Mercredi soir, nous avons regardé "Fonzy" avec José Garcia. C'est l'histoire d'un gars - Fonzy donc - qui, plus jeune, a fait (vraiment vraiment vraiment) beaucoup de dons de sperme.
Parmi tous les enfants nés "grâce à" lui, plus d'une centaine souhaitent connaître son identité. Puisqu'il ne peut être le père d'autant d'enfants, il décide plutôt d'être leur ange gardien.
Et parmi ces enfants, il y a Nathan. Qui est handicapé mental. Et il y a cette scène où José Garcia, fidèle à la promesse qu'il s'est faite, prend du temps pour lui, passe du temps avec lui, le nourrit, cuillerée après cuillerée.
Impossible de retenir mes larmes devant tant d'espoirs évanouis, tant d'émotions, tant de regrets amers. Si tu savais, Élise, comme j'aurais aimé te nourrir, avec autant d'amour que de patience, cuillerée après cuillerée...
Hier soir, nous avons assisté au concert de GiedRé (âmes sensibles et oreilles chastes s'abstenir). Nous avons eu le plaisir de faire une belle découverte en première partie : Ben Mazué. Un style difficile à définir - est-ce si grave ? - qui oscille entre "chanson française" comme on dit, slam et rap mais toujours porté par des textes bien écrits et empreints de réflexion, de mélancolie, d'humanité, d'auto-dérision. Bref, un joli moment pour bien démarrer la soirée.
Et puis il y a eu cette chanson. "Vivant", elle s'appelle. Lorsque Ben l'a annoncée, mon mari et moi avons échangé un simple regard parce qu'à entendre ces quelques mots d'introduction, nous savions que nous serions touchés : "C'est une chanson sur le deuil. Dans le deuil, il y a sept phases. La première, c'est le déni ; la deuxième, c'est la colère ; et je ne sais pas encore comment s'appelle la troisième."
Pendant cette chanson, les larmes n'ont fait que couler, silencieusement. Parce qu'elle parlait de moi, parce qu'elle parlait d'Élise et de tout ce qui fait qu'elle restera vivante, quelque part.
En voici le refrain, en attendant la publication cet été de l'album sur lequel elle figurera :
Je ne pallierai pas l'absence,
C'est tout le bien que je me souhaite,
De rappeler ton élégance,
De faire tout pour que ça reste... vivant.
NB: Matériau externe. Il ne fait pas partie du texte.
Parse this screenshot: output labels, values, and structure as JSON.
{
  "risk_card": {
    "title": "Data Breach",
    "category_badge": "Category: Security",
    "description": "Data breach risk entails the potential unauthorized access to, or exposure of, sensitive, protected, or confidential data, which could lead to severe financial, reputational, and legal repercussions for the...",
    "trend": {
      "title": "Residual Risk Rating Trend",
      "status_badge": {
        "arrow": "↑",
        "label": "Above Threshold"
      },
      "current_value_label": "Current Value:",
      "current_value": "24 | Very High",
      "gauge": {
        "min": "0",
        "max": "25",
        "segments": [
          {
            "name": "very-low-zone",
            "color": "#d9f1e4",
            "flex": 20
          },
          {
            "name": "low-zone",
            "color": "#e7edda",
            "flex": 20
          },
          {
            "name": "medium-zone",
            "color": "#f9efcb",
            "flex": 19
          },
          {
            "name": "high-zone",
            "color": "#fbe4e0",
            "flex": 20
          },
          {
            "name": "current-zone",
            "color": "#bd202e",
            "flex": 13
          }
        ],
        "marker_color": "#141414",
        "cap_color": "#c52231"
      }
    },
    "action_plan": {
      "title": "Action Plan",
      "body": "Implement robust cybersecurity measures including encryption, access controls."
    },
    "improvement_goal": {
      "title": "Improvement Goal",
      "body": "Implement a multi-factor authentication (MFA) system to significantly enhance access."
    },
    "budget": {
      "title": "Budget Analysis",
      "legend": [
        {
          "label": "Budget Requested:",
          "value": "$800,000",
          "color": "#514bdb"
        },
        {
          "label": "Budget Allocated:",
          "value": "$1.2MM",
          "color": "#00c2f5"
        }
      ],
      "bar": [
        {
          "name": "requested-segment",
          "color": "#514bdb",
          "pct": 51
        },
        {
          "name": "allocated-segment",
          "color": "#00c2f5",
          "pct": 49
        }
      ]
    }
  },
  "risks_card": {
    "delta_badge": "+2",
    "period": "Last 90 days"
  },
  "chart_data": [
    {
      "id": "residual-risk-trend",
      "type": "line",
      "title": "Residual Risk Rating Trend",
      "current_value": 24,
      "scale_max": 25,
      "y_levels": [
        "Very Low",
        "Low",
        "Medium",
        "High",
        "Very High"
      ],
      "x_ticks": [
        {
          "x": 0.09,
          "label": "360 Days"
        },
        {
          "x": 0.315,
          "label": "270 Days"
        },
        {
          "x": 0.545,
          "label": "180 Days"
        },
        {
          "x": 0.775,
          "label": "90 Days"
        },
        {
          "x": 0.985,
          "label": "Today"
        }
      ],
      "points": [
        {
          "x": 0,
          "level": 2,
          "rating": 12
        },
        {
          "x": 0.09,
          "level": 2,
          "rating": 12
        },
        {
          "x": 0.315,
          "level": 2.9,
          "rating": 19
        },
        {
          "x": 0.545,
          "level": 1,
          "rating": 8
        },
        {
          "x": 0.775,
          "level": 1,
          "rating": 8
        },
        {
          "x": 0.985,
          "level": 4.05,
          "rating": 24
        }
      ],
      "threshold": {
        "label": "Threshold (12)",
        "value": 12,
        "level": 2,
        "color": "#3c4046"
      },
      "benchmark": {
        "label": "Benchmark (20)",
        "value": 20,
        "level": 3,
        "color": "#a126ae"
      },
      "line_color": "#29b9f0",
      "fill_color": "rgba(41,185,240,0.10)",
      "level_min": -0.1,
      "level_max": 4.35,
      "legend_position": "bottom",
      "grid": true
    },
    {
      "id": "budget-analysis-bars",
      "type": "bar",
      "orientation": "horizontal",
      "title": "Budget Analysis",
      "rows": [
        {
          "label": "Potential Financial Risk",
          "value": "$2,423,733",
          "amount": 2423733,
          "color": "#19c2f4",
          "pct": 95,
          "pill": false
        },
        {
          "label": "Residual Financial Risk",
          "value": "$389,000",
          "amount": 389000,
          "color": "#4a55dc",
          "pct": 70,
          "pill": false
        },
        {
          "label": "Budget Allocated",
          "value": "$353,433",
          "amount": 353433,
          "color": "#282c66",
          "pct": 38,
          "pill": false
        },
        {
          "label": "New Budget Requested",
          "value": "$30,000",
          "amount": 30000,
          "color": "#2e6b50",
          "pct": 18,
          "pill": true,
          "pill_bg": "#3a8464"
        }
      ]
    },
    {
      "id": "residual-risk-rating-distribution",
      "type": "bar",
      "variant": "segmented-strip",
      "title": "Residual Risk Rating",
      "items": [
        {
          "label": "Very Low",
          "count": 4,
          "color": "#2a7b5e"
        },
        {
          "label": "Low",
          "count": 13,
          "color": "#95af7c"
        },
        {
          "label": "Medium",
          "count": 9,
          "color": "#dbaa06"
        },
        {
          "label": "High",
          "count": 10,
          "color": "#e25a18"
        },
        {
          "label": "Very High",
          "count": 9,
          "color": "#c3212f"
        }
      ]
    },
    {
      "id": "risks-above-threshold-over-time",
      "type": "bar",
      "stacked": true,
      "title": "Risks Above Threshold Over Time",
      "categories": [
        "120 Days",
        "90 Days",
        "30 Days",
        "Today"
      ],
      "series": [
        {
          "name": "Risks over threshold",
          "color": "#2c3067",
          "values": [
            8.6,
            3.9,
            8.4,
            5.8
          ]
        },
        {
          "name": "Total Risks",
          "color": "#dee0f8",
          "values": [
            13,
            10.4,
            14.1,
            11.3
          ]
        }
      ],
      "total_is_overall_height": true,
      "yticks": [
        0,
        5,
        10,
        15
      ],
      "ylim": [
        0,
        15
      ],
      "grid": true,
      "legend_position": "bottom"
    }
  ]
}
"Joyeux Noël et bonne année !"
"Joyeux Noël !" - "Bonne année !"... Quatre mots, deux vœux que j'appréhendais... Les fêtes ont été compliquées, mon cœur était lourd, les larmes ont coulé et, même si j'ai été heureuse de les passer avec les personnes qui comptent le plus pour moi, je suis soulagée qu'elles soient maintenant derrière nous.
Pour 2013, nous espérions devenir parents. Nous le sommes... à quel prix ! Alors pour 2014, je ne nous souhaite rien. Rien d'autre que de trouver la force de donner à Gaspard la chance de s'épanouir. Rien d'autre que de perpétuer, inlassablement, la chimérique existence d'Élise. Rien d'autre que de continuer à être les parents "à part" que nous sommes devenus, puisque mon vœu le plus cher ne sera jamais exaucé.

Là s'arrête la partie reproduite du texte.